Je crois que vous me regrettez, c'est-à-dire, que vous pensez beaucoup à moi. Mais (comme de raison) vous vous divertissez fort bien : vous êtes comme les quiétistes, vous faites tout en moi, pour moi et par moi; mais le fait est que vous faites tout sans moi et que vos journées se passent gaîment, que vous jouissez d'une certaine liberté qui vous plaît, et vous êtes fort aise que pendant ce temps-là je travaille à me bien porter. Mes nuits ne sont pas trop bonnes, et je crois que c'est que je mange un peu trop : hier je me suis retranché le bœuf, aujourd'hui je compte réformer la quantité de pain.

Il y a long-temps que je n'ai eu de nouvelles de madame de la Vallière : j'en suis fâchée, car je l'aime beaucoup. J'avais une lettre à elle que j'ai brûlée : j'y ai du regret, car elle était écrite à ravir : j'aurais voulu vous la montrer.
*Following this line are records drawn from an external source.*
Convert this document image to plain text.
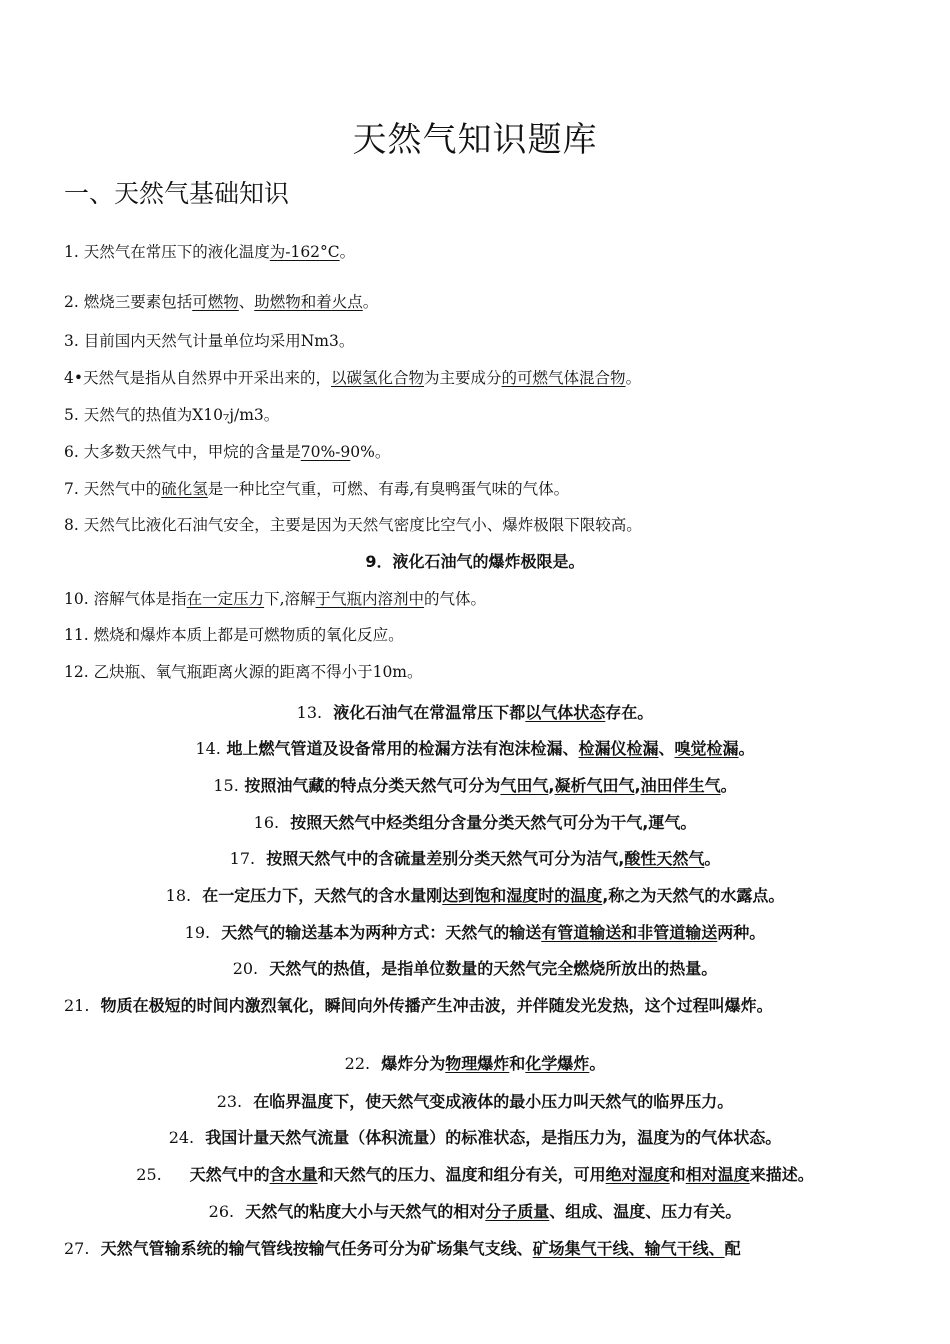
天然气知识题库
一、天然气基础知识
1. 天然气在常压下的液化温度为-162°C。
2. 燃烧三要素包括可燃物、助燃物和着火点。
3. 目前国内天然气计量单位均采用Nm3。
4•天然气是指从自然界中开采出来的，以碳氢化合物为主要成分的可燃气体混合物。
5. 天然气的热值为X10₇j/m3。
6. 大多数天然气中，甲烷的含量是70%-90%。
7. 天然气中的硫化氢是一种比空气重，可燃、有毒,有臭鸭蛋气味的气体。
8. 天然气比液化石油气安全，主要是因为天然气密度比空气小、爆炸极限下限较高。
9．液化石油气的爆炸极限是。
10. 溶解气体是指在一定压力下,溶解于气瓶内溶剂中的气体。
11. 燃烧和爆炸本质上都是可燃物质的氧化反应。
12. 乙炔瓶、氧气瓶距离火源的距离不得小于10m。
13. 液化石油气在常温常压下都以气体状态存在。
14. 地上燃气管道及设备常用的检漏方法有泡沫检漏、检漏仪检漏、嗅觉检漏。
15. 按照油气藏的特点分类天然气可分为气田气,凝析气田气,油田伴生气。
16. 按照天然气中烃类组分含量分类天然气可分为干气,運气。
17. 按照天然气中的含硫量差别分类天然气可分为洁气,酸性天然气。
18. 在一定压力下，天然气的含水量刚达到饱和湿度时的温度,称之为天然气的水露点。
19. 天然气的输送基本为两种方式：天然气的输送有管道输送和非管道输送两种。
20. 天然气的热值，是指单位数量的天然气完全燃烧所放出的热量。
21. 物质在极短的时间内激烈氧化，瞬间向外传播产生冲击波，并伴随发光发热，这个过程叫爆炸。
22. 爆炸分为物理爆炸和化学爆炸。
23. 在临界温度下，使天然气变成液体的最小压力叫天然气的临界压力。
24. 我国计量天然气流量（体积流量）的标准状态，是指压力为，温度为的气体状态。
25. 天然气中的含水量和天然气的压力、温度和组分有关，可用绝对湿度和相对温度来描述。
26. 天然气的粘度大小与天然气的相对分子质量、组成、温度、压力有关。
27. 天然气管输系统的输气管线按输气任务可分为矿场集气支线、矿场集气干线、输气干线、配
Le Nivernois ne la hait pas, et je crois qu'il n'en aime point d'autres,

J'attends un récit de votre souper de M. du Fort, cela me divertira. Il y aura aussi un article de l'opéra, mais dont je me soucie moins; savez-vous pourquoi? C'est que l'opéra a été

souvent une occasion de noise entre nous, et que vous m'avez pardonné difficilement d'être d'un sentiment contraire au vôtre sur cela.

Je ne saurais croire qu'il y ait tant d'inaction sur les affaires politiques que vous le croyez; mais c'est qu'on garde le secret, et que les M... ne sont peut-être pas informés de ce qui se passe.

D'Ussé ne m'écrit point, et du Châtel, qui m'écrivait de Corse, ne daigne pas m'écrire de Paris; j'en suis scandalisée : il me semble qu'il devrait, ne fût-ce que par politesse, me de`mander comment je me trouve des eaux.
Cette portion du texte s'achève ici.